The manifest.json file tells Chrome important information about yourextension, like its name and which permissions it needs.

The most basic possible extension is a directory with a manifest.json file.Let’s create a directory and put the following JSONinto manifest.json:

That’s the most basic possible manifest.json, with all required fields filledin. The manifest_versionshould always be 2, because version 1 isunsupported as of January 2014. So far our extension does absolutely nothing,but let’s load it into Chrome anyway.

Load your extension into Chrome

To load your extension in Chrome, open up chrome://extensions/ in your browserand click “Developer mode” in the top right. Now click “Load unpackedextension…” and select the extension’s directory. You should now see yourextension in the list.

When you change or add code in your extension, just come back to this page andreload the page. Chrome will reload your extension.

Content scripts

A content script is “a JavaScript file that runs in the context of web pages.”This means that a content script can interact with web pages that the browservisits. Not every JavaScript file in a Chrome extension can do this; we’ll seewhy later.

Let’s add a content script named content.js:

To inject the script, we need to tell our manifest.json file about it.

Add this to your manifest.json file:

This tells Chrome to inject content.js into every page we visit using thespecial <all_urls> URL pattern. If we want to inject the script on only somepages, we can use match patterns. Here are a few examples of values for'matches':

  • ['https://mail.google.com/*', 'http://mail.google.com/*'] injects our scriptinto HTTPS and HTTP Gmail. If we have / at the end instead of /*, itmatches the URLs exactly, and so would only inject intohttps://mail.google.com/, not https://mail.google.com/mail/u/0/#inbox.Usually that isn’t what you want.
  • http://*/* will match any http URL, but no other scheme. For example, thiswon’t inject your script into https sites.

Node Js Web Scraping

Reload your Chrome extension. Every single page you visit now pops up an alert. Let’slog the first URL on the page instead.

Logging the URL

jQuery isn’t necessary, but it makes everything easier. First, download aversion of jQuery from the jQuery CDN and put it in your extension’s folder. Idownloaded the latest minified version, jquery-2.1.3.min.js. To load it, addit to manifest.json before 'content.js'. Your whole manifest.json should looklike this:

Now that we have jQuery, let’s use it to log the URL of the first external linkon the page in content.js:

Note that we don’t need to use jQuery to check if the document has loaded. Bydefault, Chrome injects content scripts after the DOM is complete.

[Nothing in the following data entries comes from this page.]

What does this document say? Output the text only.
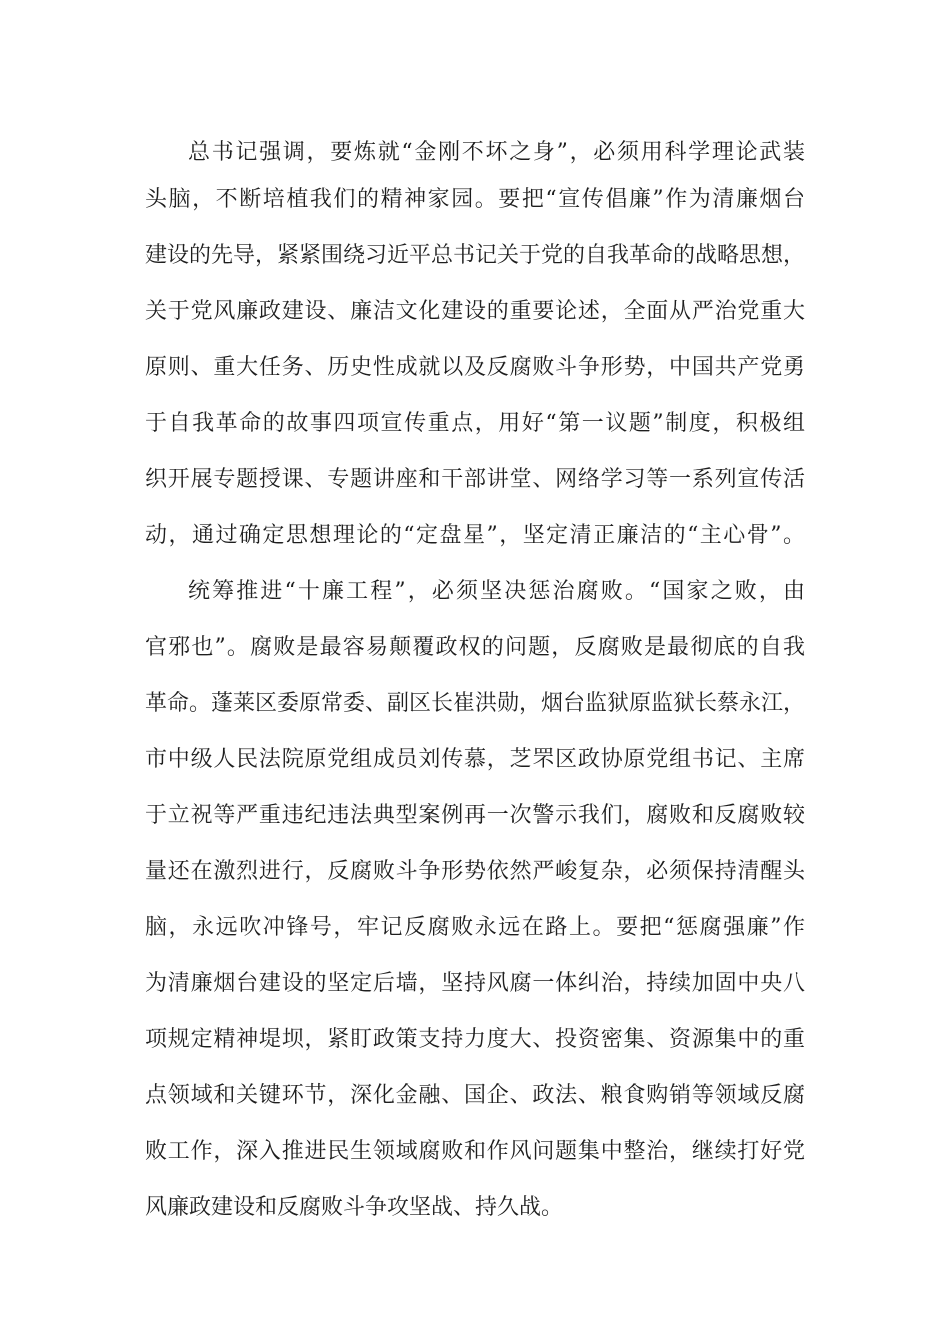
总书记强调，要炼就“金刚不坏之身”，必须用科学理论武装
头脑，不断培植我们的精神家园。要把“宣传倡廉”作为清廉烟台
建设的先导，紧紧围绕习近平总书记关于党的自我革命的战略思想，
关于党风廉政建设、廉洁文化建设的重要论述，全面从严治党重大
原则、重大任务、历史性成就以及反腐败斗争形势，中国共产党勇
于自我革命的故事四项宣传重点，用好“第一议题”制度，积极组
织开展专题授课、专题讲座和干部讲堂、网络学习等一系列宣传活
动，通过确定思想理论的“定盘星”，坚定清正廉洁的“主心骨”。
统筹推进“十廉工程”，必须坚决惩治腐败。“国家之败，由
官邪也”。腐败是最容易颠覆政权的问题，反腐败是最彻底的自我
革命。蓬莱区委原常委、副区长崔洪勋，烟台监狱原监狱长蔡永江，
市中级人民法院原党组成员刘传慕，芝罘区政协原党组书记、主席
于立祝等严重违纪违法典型案例再一次警示我们，腐败和反腐败较
量还在激烈进行，反腐败斗争形势依然严峻复杂，必须保持清醒头
脑，永远吹冲锋号，牢记反腐败永远在路上。要把“惩腐强廉”作
为清廉烟台建设的坚定后墙，坚持风腐一体纠治，持续加固中央八
项规定精神堤坝，紧盯政策支持力度大、投资密集、资源集中的重
点领域和关键环节，深化金融、国企、政法、粮食购销等领域反腐
败工作，深入推进民生领域腐败和作风问题集中整治，继续打好党
风廉政建设和反腐败斗争攻坚战、持久战。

Try it out - you should see the output in your console on every page you visit.

Browser Actions

When an extension adds a little icon next to your address bar, that’s a browseraction. Your extension can listen for clicks on that button and then dosomething.

Put the icon.png from Google’s extension tutorial in your extension folder andadd this to manifest.json:

In order to use the browser action, we need to add message passing.

Message passing

Jquery web scraping

A content script has access to the current page, but is limited in the APIs itcan access. For example, it cannot listen for clicks on the browser action. Weneed to add a different type of script to our extension, a background script,which has access to every Chrome API but cannot access the current page. AsGoogle puts it:

Content scripts have some limitations. They cannot use chrome.* APIs, withthe exception of extension, i18n, runtime, and storage.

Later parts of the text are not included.